Submitted by: Winter the Minor
The father of what would have been my child was a handsome man in the military. He was greek, with dark features and a passive attitude. I met him at a nightclub, and he asked to have sex with me. I took him home and we had a nice enough time. I told him I would never speak to him again, and that made him upset. He became very rough during intercourse and I felt him come inside of me. When I confronted him on why he was rough, he said, “I had to do something, you said you’d never call again.” I asked him multiple times if he came inside of me, and he told me no. I should have trusted myself.
I found out I was pregnant in a Walgreens bathroom, 5 days later on my period. I wept. I knew it was his. I sent him a message over snapchat. Isn’t that such a Gen Z thing to do? Share that you’re pregnant over snapchat to the father? I cried for hours. I begged to see him, to which he replied, “I’m not abandoning my friends to see you.” I realized I made a terrible mistake sleeping with him.
For the next week I struggled with it. I had plans to study internationally next year, and I was currently taking a gap year to focus on learning the language and to save money. By the time I found out I was pregnant, I had chosen to go abstinent. Too little too late. It was in this time that everyone abandoned me or couldn’t sympathize with my struggle over this pregnancy, that I’d be losing my opportunity to have this child. I knew abortion was what I wanted. I don’t believe in reproduction, I think the world is a cruel place. Climate change is too close. I also have a family history of childhood mental illness. What would I do if my child destroyed her room and told me the voices asked her to do it? What would I do if she hit a child at school and an evaluation showed she was autistic? How would I handle my mentally ill child, when I was still in therapy and on medication for my own mental illness? It was too much of a gamble.

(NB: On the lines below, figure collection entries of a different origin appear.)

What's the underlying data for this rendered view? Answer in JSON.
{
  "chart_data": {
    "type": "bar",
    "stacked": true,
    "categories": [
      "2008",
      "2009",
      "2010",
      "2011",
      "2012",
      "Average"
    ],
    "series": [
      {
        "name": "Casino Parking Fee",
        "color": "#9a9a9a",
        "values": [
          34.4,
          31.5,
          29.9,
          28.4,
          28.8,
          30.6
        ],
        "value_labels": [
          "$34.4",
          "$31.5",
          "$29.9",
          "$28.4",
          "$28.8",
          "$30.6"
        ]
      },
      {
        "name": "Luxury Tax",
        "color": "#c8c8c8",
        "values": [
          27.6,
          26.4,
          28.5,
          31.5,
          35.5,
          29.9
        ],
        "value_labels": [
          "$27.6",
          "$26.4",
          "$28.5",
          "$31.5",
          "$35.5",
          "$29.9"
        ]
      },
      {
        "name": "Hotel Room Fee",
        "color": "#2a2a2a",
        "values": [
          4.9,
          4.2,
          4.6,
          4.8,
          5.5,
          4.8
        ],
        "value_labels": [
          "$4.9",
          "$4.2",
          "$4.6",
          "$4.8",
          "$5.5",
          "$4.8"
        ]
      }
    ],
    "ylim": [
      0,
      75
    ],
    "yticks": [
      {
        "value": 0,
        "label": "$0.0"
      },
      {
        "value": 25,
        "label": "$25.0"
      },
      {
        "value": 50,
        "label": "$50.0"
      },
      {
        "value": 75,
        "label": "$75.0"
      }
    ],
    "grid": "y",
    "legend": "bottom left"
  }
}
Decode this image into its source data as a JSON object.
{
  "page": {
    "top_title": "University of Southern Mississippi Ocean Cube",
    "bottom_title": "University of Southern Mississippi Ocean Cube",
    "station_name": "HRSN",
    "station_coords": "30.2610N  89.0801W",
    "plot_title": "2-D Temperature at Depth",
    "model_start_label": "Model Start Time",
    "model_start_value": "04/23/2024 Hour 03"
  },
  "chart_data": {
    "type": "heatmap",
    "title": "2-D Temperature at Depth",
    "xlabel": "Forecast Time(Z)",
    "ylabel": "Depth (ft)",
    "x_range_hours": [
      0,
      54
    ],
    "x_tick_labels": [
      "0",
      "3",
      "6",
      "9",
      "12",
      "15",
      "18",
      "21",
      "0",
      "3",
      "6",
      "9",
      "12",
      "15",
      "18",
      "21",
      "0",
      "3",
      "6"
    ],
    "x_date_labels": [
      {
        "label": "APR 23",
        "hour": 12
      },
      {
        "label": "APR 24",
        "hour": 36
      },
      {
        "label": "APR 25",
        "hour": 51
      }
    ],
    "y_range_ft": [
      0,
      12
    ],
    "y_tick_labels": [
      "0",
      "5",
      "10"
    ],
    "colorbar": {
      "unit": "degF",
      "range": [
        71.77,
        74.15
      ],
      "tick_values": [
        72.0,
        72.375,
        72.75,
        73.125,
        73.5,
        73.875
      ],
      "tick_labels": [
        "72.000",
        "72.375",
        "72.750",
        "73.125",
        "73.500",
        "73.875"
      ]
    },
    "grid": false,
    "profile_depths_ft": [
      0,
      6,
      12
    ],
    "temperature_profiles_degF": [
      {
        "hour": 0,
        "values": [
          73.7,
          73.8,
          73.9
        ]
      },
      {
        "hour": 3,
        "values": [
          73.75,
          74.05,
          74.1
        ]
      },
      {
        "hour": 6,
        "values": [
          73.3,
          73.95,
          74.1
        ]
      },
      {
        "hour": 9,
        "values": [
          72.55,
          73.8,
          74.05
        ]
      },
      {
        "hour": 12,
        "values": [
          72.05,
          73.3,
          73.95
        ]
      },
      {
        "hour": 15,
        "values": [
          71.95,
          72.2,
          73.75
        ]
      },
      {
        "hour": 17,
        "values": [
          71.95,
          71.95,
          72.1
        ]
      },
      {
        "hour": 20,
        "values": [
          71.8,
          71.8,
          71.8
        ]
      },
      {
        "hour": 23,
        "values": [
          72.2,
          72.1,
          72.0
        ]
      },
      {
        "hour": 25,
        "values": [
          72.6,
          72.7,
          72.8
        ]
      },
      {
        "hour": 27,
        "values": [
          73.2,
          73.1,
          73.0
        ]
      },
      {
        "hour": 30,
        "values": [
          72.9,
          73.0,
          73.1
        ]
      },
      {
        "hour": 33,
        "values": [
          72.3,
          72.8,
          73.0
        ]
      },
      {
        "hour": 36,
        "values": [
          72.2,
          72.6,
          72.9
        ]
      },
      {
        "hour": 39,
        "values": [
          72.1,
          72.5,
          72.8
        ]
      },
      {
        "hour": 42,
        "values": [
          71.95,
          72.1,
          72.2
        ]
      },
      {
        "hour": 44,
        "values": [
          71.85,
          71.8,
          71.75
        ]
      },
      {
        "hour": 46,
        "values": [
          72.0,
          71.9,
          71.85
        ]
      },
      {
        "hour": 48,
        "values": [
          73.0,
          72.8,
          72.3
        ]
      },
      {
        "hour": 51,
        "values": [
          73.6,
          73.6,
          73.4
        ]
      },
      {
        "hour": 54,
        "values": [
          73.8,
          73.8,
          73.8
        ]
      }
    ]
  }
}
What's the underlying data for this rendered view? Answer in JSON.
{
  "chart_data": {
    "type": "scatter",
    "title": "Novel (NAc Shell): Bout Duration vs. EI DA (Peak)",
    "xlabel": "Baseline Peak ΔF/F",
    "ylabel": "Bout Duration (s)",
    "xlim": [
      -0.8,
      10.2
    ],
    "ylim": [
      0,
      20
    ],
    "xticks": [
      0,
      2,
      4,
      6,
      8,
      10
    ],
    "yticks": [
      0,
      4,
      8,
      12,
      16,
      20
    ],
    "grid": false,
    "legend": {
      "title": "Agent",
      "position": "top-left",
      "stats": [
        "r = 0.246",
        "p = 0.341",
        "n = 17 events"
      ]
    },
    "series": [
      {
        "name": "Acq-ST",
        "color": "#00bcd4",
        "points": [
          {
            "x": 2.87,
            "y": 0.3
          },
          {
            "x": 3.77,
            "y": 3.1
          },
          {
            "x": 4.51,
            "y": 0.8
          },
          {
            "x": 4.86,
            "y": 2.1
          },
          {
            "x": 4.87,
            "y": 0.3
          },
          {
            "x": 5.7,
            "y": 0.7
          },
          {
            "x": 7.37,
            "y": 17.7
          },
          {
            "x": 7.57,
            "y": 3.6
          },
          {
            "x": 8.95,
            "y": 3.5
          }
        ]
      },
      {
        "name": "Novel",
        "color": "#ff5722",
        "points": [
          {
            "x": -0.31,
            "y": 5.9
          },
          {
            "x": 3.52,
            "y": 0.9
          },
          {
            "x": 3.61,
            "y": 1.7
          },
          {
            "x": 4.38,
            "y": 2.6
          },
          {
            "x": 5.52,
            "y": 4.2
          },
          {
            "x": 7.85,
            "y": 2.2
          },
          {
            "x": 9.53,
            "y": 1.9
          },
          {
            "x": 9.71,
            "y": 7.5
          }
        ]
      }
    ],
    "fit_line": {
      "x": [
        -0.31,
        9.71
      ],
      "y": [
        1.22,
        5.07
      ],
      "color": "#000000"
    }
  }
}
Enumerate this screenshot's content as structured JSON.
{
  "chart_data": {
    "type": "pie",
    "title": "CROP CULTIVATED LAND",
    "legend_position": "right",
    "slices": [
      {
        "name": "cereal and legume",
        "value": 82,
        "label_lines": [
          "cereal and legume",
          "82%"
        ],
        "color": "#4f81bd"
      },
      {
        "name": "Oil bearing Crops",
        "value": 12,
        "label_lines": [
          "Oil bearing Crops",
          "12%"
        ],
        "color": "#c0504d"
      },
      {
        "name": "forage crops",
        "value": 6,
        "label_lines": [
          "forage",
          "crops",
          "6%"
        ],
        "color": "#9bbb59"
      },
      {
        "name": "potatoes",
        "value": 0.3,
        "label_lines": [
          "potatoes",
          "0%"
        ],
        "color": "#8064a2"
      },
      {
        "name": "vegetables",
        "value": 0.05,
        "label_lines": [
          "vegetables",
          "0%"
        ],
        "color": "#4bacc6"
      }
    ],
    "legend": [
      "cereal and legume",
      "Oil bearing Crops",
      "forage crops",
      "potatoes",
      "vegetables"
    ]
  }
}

I confronted the father one night. He was miserable. “I always wanted to play football with my son,” he told me, stumbling drunk and high on the city street. He was 20. I took him back to my apartment and we cried together, over what our child would look like, how they would act. I hardly knew this man. I asked him what his favorite color was, his middle name, where he grew up. He asked me about my career and my educational ambitions. He seemed pleased that my goals were so large, and so close to being accomplished. He had two more years in the military and lived on base one hour away. We agreed it felt like a fever dream that we could raise this child. Abortion was the best answer for both of us.
I started the hellish process of finding an abortion clinic in Texas to do the procedure. I was denied twice, manipulated by doctors into keeping my child, and humiliated by protesters. I snapped right back at them, every time. I was upset that everyone was withholding me from what would be my decision, the best option.
3 weeks later, I finally found a clinic to perform the procedure, 72 miles away. I chose to have a medical abortion. The father agreed to meet me at a hotel close to base, and I took the pills with him. The process was very fast– I screamed for half an hour, vomited everywhere, soaked through 4 hotel towels. He sat right next to me, a stranger, in his army boots. I hated him. I hated that he did it to me. In the back of my mind, I thought he came inside of me on purpose, so I would call him again. I didn’t make him pay for any of the appointments or the pills. He had ghosted me through the whole process. I was mad at him. He admitted that his grandfather had died and he had been suicidal. I said I didn’t care. I will never forget the way he treated me while I was pregnant, and I told him that as I cried on the bed. He apologized and held me close. But it wasn’t okay, and it never will be.
Two hours later and the cramps were less severe. I was fazing in and out of consciousness from the opiates. He had been training all day and was sunburnt and exhausted. We dozed together as I soaked through towels, and by the 4th hour I passed the fetus at 6 weeks, two days. It was a little white clump with a black eye. I woke him up and showed him. “It’s over,” he said, and kissed me gently. I crawled in bed next to him and fell asleep.
At 4:30AM, he had to report to base. As he dressed, I asked if he wanted to see me again. “What the f—,” he said, and I wasn’t sure what that meant. He gave me a hug as he walked out the door, and told me to get home safe. I closed the door behind him, and the handle came off. It was all over.
I drove home the next day, an hour back to my apartment. I had no more cramps and wasn’t bleeding. The abortion process took only 8 hours. I go back later this month to make sure the pregnancy is terminated, but I know it is. I struggle with the child I could have had, and I’ll think about it forever. What was I supposed to do, give birth at 18? Take my infant child to a foreign country? I couldn’t. I can’t. But I will always wonder. Thank god it’s over. I hope I never have to make the decision again.